2 {'cat2': {'paws': 1, 'hair': 2}, 'dog2': {'paw...
Moving on, I had to eliminate the first step of the dict, ie, extracting the cats and the dogs alike.
first_level = pandas.concat([df.drop(['cb'], axis=1), df['cb'].apply(pandas.Series)], axis=1)
first_level
ca cat1 dog1 cat2 dog2
0 1 {'paws': 1, 'hair': 2} {'paws': 3, 'hair': 5} NaN NaN
1 2 NaN NaN {'paws': 1, 'hair': 2} {'paws': 3, 'hair': 5}
The key takeaway here is that you need to apply the melt function to convert the columns to values and set them to respective rows.
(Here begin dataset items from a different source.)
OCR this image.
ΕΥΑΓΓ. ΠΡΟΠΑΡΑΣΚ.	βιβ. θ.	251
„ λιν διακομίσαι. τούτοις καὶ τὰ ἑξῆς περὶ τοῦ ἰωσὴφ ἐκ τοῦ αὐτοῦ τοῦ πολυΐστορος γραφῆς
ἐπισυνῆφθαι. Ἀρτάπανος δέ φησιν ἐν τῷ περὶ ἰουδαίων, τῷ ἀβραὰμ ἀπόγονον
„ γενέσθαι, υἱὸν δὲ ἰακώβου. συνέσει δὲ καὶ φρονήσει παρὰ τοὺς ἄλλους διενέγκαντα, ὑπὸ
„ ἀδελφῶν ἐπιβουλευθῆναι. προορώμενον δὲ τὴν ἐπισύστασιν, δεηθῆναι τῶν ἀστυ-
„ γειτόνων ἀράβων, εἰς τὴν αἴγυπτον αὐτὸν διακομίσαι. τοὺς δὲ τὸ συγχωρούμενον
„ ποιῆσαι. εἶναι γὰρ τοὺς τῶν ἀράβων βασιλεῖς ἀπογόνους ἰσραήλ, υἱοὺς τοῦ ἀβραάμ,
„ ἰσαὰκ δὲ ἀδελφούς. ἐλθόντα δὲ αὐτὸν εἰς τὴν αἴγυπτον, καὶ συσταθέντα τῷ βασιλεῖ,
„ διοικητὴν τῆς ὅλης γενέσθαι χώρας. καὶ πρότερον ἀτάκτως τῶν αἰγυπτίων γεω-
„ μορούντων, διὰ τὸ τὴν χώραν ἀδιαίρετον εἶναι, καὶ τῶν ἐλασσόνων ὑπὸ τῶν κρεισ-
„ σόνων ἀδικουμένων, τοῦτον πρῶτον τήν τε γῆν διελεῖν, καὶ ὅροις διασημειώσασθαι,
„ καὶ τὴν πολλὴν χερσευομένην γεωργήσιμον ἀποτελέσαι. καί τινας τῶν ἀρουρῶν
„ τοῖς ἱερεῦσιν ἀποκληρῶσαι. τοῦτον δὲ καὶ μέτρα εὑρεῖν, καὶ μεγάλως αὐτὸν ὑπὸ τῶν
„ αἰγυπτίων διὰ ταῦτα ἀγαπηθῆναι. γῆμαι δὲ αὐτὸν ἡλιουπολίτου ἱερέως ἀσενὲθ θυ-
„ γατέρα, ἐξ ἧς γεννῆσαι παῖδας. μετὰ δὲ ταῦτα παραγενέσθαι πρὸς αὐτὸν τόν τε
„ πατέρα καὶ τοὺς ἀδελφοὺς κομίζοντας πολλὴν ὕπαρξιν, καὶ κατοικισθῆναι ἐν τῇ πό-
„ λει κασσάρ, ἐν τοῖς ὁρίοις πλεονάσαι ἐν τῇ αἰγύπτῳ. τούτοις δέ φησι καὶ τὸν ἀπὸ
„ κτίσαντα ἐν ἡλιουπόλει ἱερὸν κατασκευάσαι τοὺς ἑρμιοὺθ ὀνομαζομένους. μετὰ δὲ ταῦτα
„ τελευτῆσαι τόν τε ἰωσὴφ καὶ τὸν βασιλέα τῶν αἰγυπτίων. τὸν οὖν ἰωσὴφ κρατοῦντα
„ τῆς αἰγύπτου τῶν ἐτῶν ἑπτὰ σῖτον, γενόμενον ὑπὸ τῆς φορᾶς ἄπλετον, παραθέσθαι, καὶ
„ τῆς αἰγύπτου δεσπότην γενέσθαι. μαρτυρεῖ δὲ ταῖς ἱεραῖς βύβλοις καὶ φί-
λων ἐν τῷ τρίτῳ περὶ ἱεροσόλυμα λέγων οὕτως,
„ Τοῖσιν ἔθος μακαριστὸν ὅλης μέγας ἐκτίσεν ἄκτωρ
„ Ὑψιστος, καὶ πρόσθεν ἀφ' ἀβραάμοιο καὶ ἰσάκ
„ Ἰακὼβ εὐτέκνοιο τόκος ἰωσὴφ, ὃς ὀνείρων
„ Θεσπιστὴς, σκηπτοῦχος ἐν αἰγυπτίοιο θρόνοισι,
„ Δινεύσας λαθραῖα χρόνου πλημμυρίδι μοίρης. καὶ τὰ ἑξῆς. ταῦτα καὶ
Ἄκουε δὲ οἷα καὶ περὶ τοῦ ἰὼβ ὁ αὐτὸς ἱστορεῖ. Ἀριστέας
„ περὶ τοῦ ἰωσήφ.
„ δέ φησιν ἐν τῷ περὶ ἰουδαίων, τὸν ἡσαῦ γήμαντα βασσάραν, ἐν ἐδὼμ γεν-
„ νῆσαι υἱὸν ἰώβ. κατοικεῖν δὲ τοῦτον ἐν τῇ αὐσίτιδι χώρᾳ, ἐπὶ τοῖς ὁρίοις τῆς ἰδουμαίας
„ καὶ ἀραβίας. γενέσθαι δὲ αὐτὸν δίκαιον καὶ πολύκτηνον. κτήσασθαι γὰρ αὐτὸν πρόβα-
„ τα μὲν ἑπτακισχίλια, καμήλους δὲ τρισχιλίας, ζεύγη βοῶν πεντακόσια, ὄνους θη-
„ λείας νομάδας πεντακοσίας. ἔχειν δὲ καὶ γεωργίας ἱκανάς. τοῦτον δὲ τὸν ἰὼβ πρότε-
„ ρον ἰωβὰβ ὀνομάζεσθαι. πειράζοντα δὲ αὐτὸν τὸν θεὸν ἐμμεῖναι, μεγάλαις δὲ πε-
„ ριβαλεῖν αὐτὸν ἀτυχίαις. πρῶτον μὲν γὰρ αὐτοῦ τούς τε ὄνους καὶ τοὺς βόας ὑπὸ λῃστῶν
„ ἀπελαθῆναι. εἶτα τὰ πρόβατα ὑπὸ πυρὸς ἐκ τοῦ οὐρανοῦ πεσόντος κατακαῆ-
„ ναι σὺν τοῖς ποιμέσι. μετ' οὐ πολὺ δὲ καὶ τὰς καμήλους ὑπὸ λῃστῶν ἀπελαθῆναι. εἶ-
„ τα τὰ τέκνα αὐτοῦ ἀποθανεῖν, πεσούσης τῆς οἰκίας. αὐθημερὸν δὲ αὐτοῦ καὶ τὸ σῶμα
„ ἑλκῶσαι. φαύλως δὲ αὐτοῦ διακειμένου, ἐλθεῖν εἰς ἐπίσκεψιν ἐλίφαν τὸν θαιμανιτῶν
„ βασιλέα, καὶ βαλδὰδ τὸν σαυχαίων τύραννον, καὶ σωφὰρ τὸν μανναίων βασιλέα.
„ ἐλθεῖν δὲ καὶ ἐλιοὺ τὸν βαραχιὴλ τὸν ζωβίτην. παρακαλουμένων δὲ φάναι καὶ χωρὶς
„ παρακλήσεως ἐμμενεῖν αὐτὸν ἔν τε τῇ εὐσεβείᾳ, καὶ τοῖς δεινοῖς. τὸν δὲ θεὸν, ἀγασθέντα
first_level.melt(id_vars=["ca"]).dropna()
first_level
ca variable value
0 1 cat1 {'paws': 1, 'hair': 2}
2 1 dog1 {'paws': 3, 'hair': 5}
5 2 cat2 {'paws': 1, 'hair': 2}
7 2 dog2 {'paws': 3, 'hair': 5}
And then the rest is quite simple, with the same apply function, I can convert this dictionary to columns too and the issue is resolved:
second_level = pandas.concat([first_level.drop(['value'], axis=1), first_level['value'].apply(pandas.Series)], axis=1)
second_level
ca variable paws hair
0 1 cat1 1 2
2 1 dog1 3 5
5 2 cat2 1 2
7 2 dog2 3 5
Upvotes: 1